Personally do not care for Hagee. I listen to Dr. Charles Stanley’s teaching ministry in Atlanta, Georgia.
Rock on, Southern Baptists!
Truthfully, if everyone just agreed that Jesus is the way and all have to come by Him and drop all the other stuff...we’d take back the world from the Muslims.
I guess we can let the Way sort it all out in the end. It is His show after all.
I also like Charles Stanley. Good preacher. We agree. Thanks. As for the Islamic problem in the world I am worried we won’t have the will or faith to defend ourselves. Maybe God might still help us. But we will need human leadership more palatable to Him. “Or something like that”. (Sorry I just couldn’t resist). Happiness. Fhc.
The scene when that guy’s head explodes is classic!

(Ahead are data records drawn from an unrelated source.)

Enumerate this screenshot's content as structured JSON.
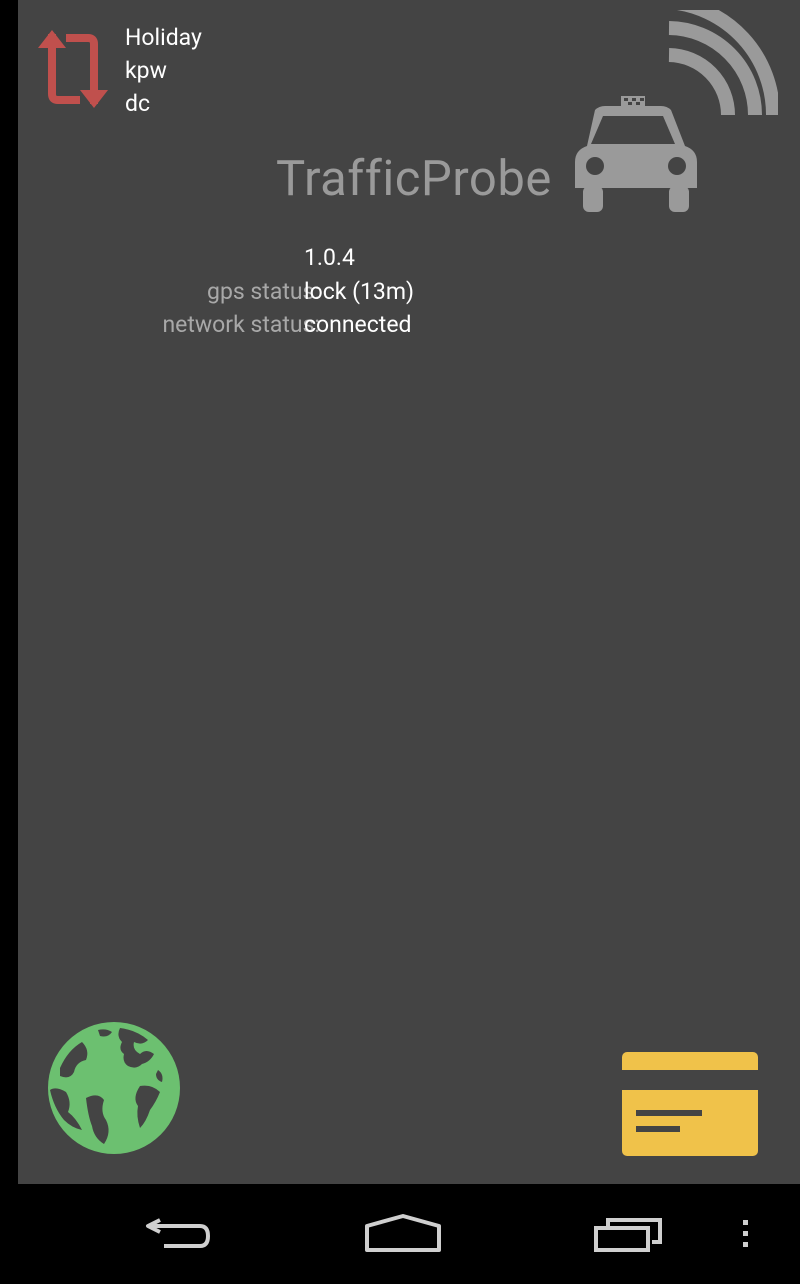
{
  "header": {
    "lines": [
      "Holiday",
      "kpw",
      "dc"
    ]
  },
  "app": {
    "title": "TrafficProbe",
    "version": "1.0.4"
  },
  "status": {
    "gps_label": "gps status:",
    "gps_value": "lock (13m)",
    "network_label": "network status:",
    "network_value": "connected"
  },
  "icons": {
    "sync": "sync-icon",
    "taxi": "taxi-signal-icon",
    "globe": "globe-icon",
    "card": "card-icon",
    "back": "back-icon",
    "home": "home-icon",
    "recents": "recent-apps-icon",
    "menu": "overflow-menu-icon"
  },
  "colors": {
    "background": "#444444",
    "sync_icon": "#c0504d",
    "globe_icon": "#6cc070",
    "card_icon": "#f0c24a",
    "taxi_icon": "#9a9a9a"
  }
}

One of the best comedy skits ever.
He talked to his grandma, she turned out to be a Holocaust survivor, and for the first time he realized that the Holocaust had really happened. I feel a little better about US public schools now. Thanks xzins.
1. we are taught that there is a Hell, but we do not know of any particular individual who may be resident there. Most assuredly you and I could make some pretty good, discerning guesses, but we still lack actual knowledge.
2. we are taught that faith is a gift of God. A lack of faith in a particular truth or teaching cannot be blamed on an individual.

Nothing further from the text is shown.